Flood Preparedness

This section provides basic information about propane safety and how to keep your family safe during and after a flood.
 

Important Things to Know Before a Flood

 
Know what propane smells like. It has a strong, unpleasant smell like rotten eggs, a skunk’s spray, or a dead animal.
Know how and where to turn off the propane. This includes your outdoor tank and your appliances inside. For help, contact your propane provider.
 

If You Smell Gas, at Anytime, Inside or Outside Your Home:

 

1. NO FLAMES OR SPARKS! Immediately put out all smoking materials and other open flames. Do not operate lights, appliances, telephones, or cell phones. Flames or sparks from these sources can trigger an explosion or a fire.

2. LEAVE THE AREA IMMEDIATELY! Get everyone out of the building or area where you suspect gas is leaking.

3. SHUT OFF THE GAS. Turn off the main gas supply valve on your propane tank, if it is safe to do so.To close the valve, turn it to the right (clockwise).

4. REPORT THE LEAK. From a neighbor’s home or other building away from the gas leak, call your propane retailer right away. If you can’t reach your propane retailer, call 911 or your local fire department.

5. DO NOT RETURN TO THE BUILDING OR AREA until your propane retailer, emergency responder, or a qualified service technician determines that it is safe to do so.

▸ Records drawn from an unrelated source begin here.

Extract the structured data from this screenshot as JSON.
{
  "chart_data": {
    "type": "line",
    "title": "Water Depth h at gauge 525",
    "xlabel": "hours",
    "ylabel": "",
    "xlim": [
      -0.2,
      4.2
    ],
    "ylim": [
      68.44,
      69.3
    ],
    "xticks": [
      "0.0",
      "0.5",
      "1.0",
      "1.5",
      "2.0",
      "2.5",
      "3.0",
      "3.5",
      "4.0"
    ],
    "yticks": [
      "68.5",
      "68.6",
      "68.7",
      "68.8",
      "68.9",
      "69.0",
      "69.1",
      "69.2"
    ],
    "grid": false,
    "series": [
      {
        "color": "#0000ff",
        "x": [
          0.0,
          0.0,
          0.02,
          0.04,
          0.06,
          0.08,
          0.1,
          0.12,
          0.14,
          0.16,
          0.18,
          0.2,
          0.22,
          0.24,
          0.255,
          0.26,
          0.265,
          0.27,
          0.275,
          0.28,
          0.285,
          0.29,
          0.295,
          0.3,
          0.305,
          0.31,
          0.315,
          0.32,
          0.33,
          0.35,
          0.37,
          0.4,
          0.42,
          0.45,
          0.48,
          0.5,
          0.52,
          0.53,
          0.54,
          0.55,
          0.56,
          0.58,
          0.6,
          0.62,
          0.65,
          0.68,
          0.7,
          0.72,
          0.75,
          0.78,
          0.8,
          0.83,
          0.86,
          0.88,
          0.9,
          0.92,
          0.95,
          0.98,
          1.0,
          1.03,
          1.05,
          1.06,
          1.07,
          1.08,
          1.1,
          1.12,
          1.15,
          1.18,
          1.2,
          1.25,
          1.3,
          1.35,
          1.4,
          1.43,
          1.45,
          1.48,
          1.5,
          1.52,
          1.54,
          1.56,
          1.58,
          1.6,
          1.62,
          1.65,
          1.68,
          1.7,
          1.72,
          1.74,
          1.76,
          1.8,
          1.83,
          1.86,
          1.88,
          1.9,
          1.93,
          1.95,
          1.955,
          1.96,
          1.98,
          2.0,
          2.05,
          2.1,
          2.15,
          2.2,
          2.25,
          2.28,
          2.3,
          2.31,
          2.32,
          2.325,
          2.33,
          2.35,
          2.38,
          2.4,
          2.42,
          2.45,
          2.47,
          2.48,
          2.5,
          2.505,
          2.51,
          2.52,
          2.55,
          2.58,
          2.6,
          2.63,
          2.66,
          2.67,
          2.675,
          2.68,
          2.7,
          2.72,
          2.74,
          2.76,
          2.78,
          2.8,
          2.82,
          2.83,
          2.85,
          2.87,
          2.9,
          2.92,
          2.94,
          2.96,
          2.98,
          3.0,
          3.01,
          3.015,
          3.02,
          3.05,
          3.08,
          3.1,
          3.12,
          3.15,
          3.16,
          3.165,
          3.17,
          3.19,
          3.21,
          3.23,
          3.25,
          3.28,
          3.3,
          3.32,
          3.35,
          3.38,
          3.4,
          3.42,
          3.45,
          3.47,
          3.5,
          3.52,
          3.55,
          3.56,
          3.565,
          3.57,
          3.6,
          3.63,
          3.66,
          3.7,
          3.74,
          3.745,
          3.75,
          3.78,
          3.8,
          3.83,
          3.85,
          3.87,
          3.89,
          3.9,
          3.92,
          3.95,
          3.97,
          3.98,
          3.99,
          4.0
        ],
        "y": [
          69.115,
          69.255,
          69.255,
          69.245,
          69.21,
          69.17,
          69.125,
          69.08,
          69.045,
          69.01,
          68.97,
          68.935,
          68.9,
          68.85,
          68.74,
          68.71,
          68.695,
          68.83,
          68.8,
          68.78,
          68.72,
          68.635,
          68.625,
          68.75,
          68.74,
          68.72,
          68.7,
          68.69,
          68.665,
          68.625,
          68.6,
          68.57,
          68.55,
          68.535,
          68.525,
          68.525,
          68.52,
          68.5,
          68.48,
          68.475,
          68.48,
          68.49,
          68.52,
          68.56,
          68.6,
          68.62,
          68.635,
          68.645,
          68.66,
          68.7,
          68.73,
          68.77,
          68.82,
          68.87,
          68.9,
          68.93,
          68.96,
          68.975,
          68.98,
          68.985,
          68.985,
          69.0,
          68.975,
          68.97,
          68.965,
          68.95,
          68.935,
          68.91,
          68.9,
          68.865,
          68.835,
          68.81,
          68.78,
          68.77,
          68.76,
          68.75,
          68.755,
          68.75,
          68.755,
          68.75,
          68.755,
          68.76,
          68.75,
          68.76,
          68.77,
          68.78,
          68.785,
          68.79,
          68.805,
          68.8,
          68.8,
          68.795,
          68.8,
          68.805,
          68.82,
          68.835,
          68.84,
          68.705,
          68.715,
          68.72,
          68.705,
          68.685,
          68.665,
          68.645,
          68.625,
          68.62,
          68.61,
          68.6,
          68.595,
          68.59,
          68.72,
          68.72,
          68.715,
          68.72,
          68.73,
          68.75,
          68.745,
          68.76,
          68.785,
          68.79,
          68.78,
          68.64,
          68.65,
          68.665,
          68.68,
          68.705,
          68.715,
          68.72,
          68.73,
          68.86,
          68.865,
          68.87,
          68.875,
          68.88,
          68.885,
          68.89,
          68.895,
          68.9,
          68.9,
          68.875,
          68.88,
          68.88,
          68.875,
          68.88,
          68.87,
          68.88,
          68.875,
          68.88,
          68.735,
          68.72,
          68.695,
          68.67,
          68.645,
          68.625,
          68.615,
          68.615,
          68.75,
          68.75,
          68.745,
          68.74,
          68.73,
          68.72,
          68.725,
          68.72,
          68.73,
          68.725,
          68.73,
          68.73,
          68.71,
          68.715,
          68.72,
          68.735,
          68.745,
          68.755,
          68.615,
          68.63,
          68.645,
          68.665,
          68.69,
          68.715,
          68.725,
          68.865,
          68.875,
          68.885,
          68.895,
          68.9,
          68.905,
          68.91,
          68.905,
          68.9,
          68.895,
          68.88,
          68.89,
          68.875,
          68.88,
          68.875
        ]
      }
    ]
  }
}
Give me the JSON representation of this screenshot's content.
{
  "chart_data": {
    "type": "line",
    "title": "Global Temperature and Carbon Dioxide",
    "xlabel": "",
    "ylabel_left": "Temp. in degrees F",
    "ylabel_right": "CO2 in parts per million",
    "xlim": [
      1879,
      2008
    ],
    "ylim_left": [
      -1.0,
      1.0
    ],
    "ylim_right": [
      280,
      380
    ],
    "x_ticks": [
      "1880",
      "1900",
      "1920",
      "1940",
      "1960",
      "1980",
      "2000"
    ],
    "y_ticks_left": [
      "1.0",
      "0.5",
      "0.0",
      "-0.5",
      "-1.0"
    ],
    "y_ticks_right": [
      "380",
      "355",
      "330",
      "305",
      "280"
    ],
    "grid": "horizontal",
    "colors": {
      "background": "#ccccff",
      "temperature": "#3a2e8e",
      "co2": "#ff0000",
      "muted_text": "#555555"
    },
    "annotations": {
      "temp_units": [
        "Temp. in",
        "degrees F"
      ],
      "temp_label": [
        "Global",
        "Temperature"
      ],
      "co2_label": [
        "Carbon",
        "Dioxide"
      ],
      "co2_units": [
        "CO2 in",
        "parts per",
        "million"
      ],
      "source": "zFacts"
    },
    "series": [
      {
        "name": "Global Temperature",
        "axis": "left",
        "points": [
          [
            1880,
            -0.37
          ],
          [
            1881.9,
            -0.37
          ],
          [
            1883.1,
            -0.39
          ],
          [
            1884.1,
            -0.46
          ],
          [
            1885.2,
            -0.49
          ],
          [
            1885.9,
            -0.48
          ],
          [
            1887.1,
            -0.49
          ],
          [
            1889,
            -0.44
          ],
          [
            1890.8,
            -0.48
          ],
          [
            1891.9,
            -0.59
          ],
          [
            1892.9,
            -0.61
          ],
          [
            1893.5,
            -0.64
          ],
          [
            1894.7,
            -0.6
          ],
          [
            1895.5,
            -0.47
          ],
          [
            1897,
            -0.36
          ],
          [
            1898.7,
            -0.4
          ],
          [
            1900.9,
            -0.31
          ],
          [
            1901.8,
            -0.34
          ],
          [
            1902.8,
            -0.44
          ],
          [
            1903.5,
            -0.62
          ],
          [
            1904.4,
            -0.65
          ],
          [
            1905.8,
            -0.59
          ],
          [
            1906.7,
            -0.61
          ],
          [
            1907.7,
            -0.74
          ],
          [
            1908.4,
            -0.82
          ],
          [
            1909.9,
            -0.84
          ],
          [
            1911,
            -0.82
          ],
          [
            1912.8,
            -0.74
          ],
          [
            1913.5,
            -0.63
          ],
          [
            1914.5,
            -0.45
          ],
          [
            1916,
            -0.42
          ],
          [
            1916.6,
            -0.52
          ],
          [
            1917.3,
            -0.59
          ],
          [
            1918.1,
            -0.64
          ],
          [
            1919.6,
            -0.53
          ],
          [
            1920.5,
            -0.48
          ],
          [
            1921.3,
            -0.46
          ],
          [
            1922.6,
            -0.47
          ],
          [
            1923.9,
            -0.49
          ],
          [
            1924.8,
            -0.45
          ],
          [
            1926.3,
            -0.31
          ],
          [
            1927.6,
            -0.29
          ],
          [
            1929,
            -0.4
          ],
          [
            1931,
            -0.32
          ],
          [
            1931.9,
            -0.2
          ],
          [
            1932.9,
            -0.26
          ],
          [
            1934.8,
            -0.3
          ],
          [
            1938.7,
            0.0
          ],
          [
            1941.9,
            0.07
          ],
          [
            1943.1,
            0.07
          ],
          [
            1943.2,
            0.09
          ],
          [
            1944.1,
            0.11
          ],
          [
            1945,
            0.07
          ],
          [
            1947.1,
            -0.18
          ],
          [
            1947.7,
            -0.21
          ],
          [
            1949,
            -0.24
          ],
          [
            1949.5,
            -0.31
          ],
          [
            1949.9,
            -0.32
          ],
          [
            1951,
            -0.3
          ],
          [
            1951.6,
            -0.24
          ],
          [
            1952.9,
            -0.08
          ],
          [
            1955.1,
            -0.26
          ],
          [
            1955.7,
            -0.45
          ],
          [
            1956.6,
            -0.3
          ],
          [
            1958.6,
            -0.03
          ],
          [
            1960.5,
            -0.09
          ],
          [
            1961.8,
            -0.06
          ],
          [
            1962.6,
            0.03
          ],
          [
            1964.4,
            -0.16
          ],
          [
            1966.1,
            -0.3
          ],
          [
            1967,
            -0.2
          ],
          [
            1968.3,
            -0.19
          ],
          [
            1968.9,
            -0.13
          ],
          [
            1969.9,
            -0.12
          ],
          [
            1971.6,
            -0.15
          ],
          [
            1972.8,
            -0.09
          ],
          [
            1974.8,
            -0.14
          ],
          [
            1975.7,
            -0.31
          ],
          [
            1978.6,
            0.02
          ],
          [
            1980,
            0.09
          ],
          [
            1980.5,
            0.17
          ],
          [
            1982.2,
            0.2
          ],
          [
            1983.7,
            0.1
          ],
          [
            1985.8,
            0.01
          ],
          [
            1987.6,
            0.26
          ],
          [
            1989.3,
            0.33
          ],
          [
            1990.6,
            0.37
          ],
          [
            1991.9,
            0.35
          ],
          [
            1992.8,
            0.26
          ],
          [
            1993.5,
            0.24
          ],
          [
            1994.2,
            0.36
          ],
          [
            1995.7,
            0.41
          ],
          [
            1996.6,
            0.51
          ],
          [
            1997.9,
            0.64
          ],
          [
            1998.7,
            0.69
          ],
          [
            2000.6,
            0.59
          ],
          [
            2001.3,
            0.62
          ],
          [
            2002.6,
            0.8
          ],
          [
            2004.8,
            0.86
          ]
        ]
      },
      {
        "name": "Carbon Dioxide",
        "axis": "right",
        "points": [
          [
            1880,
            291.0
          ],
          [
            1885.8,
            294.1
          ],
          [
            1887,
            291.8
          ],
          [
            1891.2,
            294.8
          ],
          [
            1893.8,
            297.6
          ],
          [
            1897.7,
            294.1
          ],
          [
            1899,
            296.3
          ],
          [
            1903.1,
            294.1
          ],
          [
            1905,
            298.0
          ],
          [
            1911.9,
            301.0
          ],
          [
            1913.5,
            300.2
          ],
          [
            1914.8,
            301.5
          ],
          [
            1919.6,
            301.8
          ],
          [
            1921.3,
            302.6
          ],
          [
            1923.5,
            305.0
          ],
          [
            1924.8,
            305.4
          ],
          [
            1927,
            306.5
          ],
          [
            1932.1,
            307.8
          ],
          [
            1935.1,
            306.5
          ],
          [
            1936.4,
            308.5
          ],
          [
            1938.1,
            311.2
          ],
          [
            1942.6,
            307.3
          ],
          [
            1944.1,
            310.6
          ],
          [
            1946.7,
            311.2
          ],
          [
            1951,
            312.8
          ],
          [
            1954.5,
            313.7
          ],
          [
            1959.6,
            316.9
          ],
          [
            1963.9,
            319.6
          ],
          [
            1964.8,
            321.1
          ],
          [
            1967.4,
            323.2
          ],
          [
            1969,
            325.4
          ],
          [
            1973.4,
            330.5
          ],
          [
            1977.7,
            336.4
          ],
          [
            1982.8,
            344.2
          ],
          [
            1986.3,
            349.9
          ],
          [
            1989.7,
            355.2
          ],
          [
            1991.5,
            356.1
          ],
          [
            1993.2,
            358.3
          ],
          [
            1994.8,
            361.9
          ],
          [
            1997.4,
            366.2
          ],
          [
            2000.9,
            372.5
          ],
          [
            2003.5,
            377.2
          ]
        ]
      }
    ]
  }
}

6. GET YOUR SYSTEM CHECKED. Before you attempt to use any of your propane appliances,your propane retailer or a qualified service technician must check your entire system to ensure that it is leak-free.

 

Important Things to Do Before a Flood

 
  • Make sure you have an adequate supply of propane in your tank.
  • Make sure your large propane tanks anre fastened down securely.
  • Make a list of instructions on how to turn of the electricity, propane, and water.
  • Consider installing carbon monoxide and propane gas detectors.
 

Should You Stay or Go?

 
If a flood threatens your safety, you may have to decide whether or not to leave your home. Listen to a local television or radio station for information and instructions.

If you decide to stay: BE PREPARED to move to a higher level within your home.

NEVER use outdoor propane appliances indoors or in enclosed areas. This can result in CO poisoning or death. These include outdoor portable heaters, barbecue grills, and portable generators.

NEVER use a gas oven or range-top burners to provide space heating.

NEVER store or place a propane cylinder indoors or in an enclosed area such as a basement, garage, shed, or tent.
 

Turn Off the Gas

 
If a flood threatens your safety, turn off the gas.

1. Turn off the main gas supply valve on your propane tank, if it is safe to do so. To close the valve, turn it to the right (clockwise).

2. Turn off the gas supply valves located near individual indoor appliances. Consult your propane retailer to make sure you know where the actual valves are located and how to shut them off.
 

After the Flood is Over

 
Use caution when returning to your home or farm:

  • Check for downed trees or power lines that can create safety hazards. Report any problems immediately.
  • DO NOT enter any buidings on your property unless it is safe to do so. If it is dark, use flashlights, not candles.
  • NEVER turn on a light switch, use any power source, or inspect your household appliances while standing in water. This can result in electrocution.


Floods can move, shift, or damage gas lines, tanks, and equipment.

  • Check your propane tank, appliances, chimneys, flue pipes, and vent connectors. If you see any damage or blockages, call your propane company.
  • If you suspect any of your propane appliances, equipment or vehicles have been under water or damaged, or you have turned off your gas supply, DO NOT use until a service technician indicates it is safe.
  • DO NOT UNDER ANY CIRCUMSTANCES TRY TO MODIFY OR PREPAIR VALVES, REGULATORS, OR OTHER APPLIANCE PARTS.
  • If you find a propane tank on your property that is not yours – or if your propane tank is dislodged or missing – call your propane company or fire department immediately.